When I was first invited on the trip I was not able to prepare myself for what God had in store. I knew I would become educated about the history and living conditions of South Africa, but never did I expect to learn about myself.
“Africa my beginning and Africa my ending”, these words of Ingoapele Madingoale with the beat of the drums echoed through my ears and into my soul after the visit to The Hector Pieterson Museum. This one quotation, this one phrase of empowerment, sums up my journey in South Africa.
My journey started in Grahamstown. I felt, for the first time, consciously engaged with my brothers and sisters of the Anglican community and the world around me. I began to realize that tolerance of others, which was engraved in my mind during public school, was a lacking position in life. During a class on Christianity in Africa, I observed situations with conflicts between the students’ cultures and the Anglican Church of Southern Africa similar to my internal struggle.
On the way to the local hospital, accompanied by students from the College of Transfiguration, I was not certain what I would witness. I saw babies abandoned by their parents as a result of AIDS, poverty, rape, and other struggles. Hospice patients were suffering of Elaphatitis, malnutrition, and effects of HIV, which again, could be linked to poor health care and financial struggles. A new friend, Gina, shared the story of her brother’s death. She also expressed concerns involving health care in Swaziland, where she resides.

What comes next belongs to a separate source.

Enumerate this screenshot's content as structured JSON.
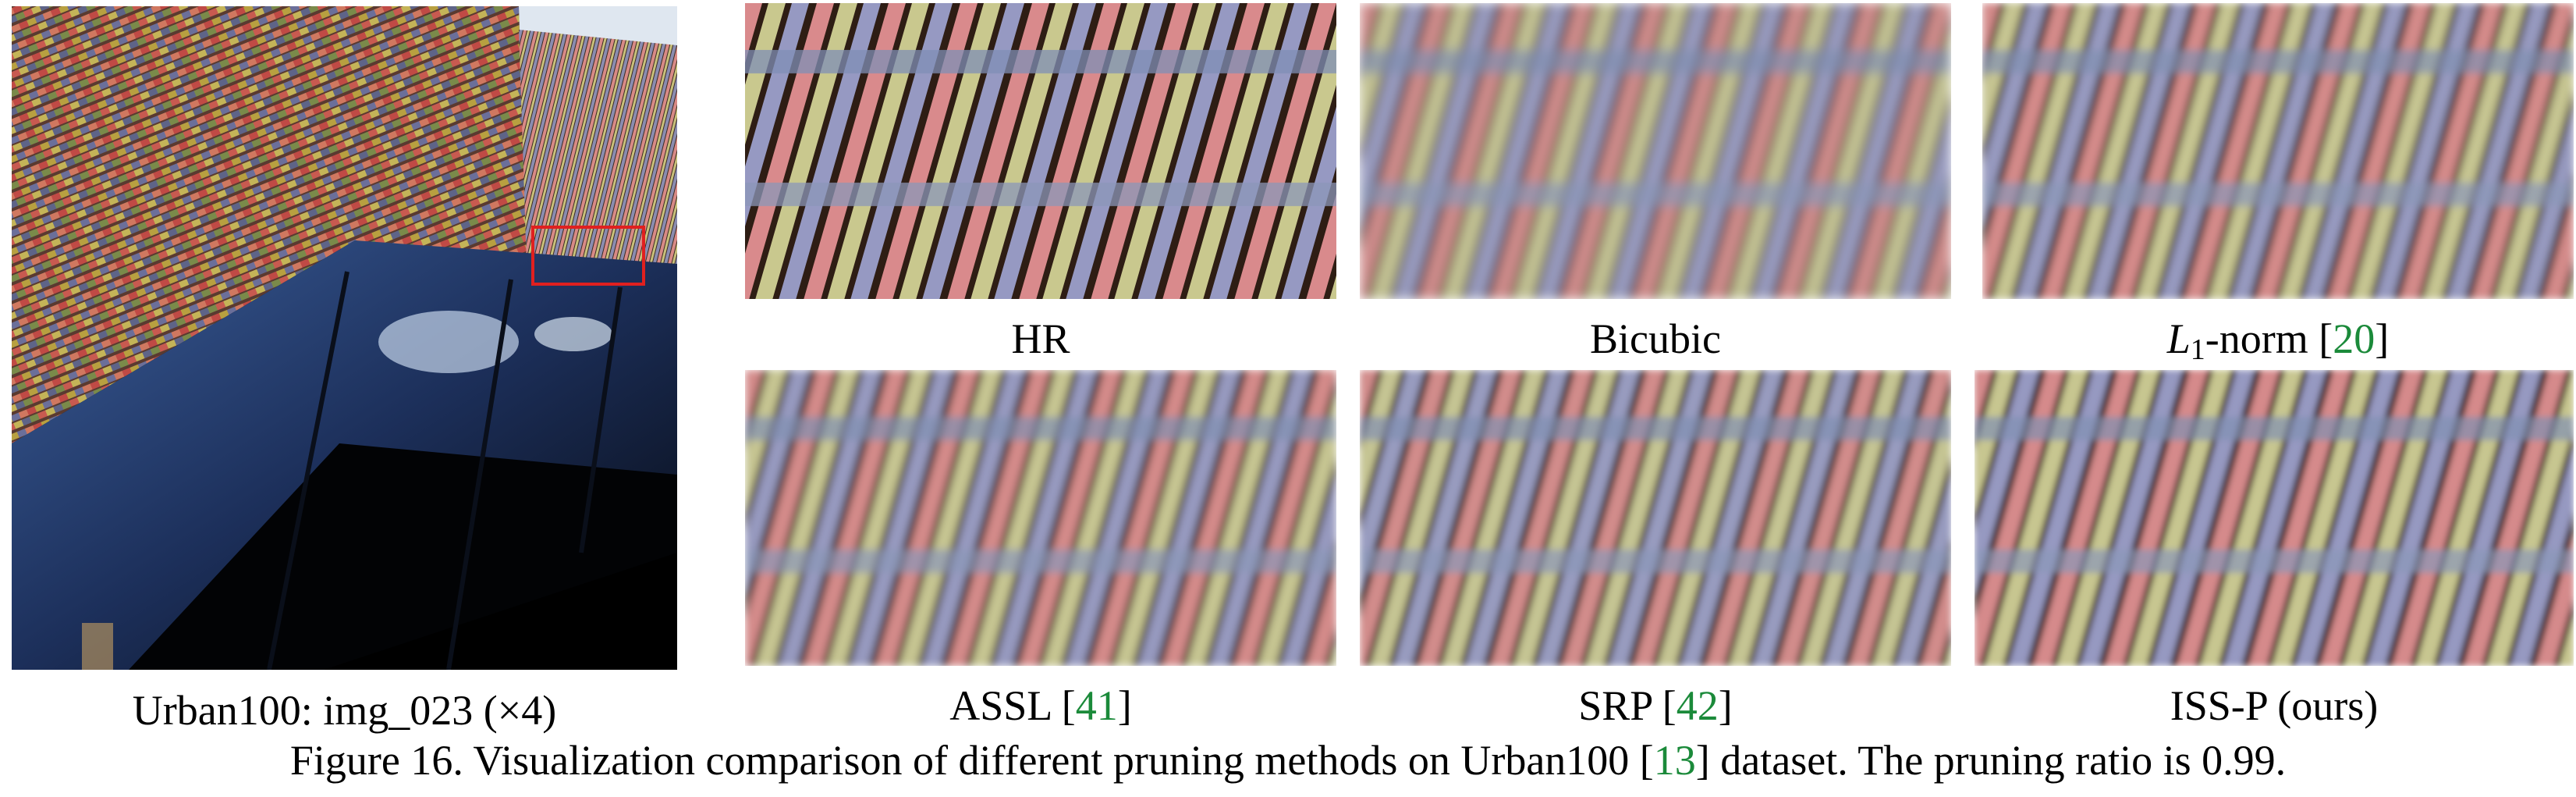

Later that week, we took a trip to a township called Ellinge were we visited a childrens’ AIDS clinic. We danced and sang songs with as many as forty children, possibly more. I have never seen so many beautiful faces. Afterwards, we visited some houses of “GoGos,” or Grandmothers. They care for the children abandoned by their parents due to AIDS, poverty, or the search for a better life style. The houses were put together with scrap metal and the presence of holes where the roof leaked during rain was noticeable. It was hard not to feel sorrow for what these wonderful people endure. I truly have never felt so rich in my life. The people in townships were forced to leave their homes and move to desolate areas. Everyone here is struggling to survive and yet still keep smiling. I suppose that is one thing that can not be taken away.
On our journey to Johannesburg, I wanted to learn more about the Apartheid, AIDS, and the way of life in South Africa. The world I grew accustomed was dying and my heart became overwhelmed by this new world. Since we went from place to place, I watched little to no television. I started to buy newspapers and we listened to the radio on car rides in the Eastern Cape. I began to listen with utmost intent when any one of our wonderful guests was speaking. At the beginning of the trip I was nervous about contributing to the conversation, but toward the end I felt inspired to know more. Opportunities which I could only dream about became available. These involved spending next summer working at a children’s AIDS clinic as a nurse assistant.
My journey in South Africa meant more to me than words could ever express, changed me in ways I could never describe, and opened my mind to play a conscious role in the world. Africa was my beginning and in a strange way was my ending. I will never forget this journey in my life.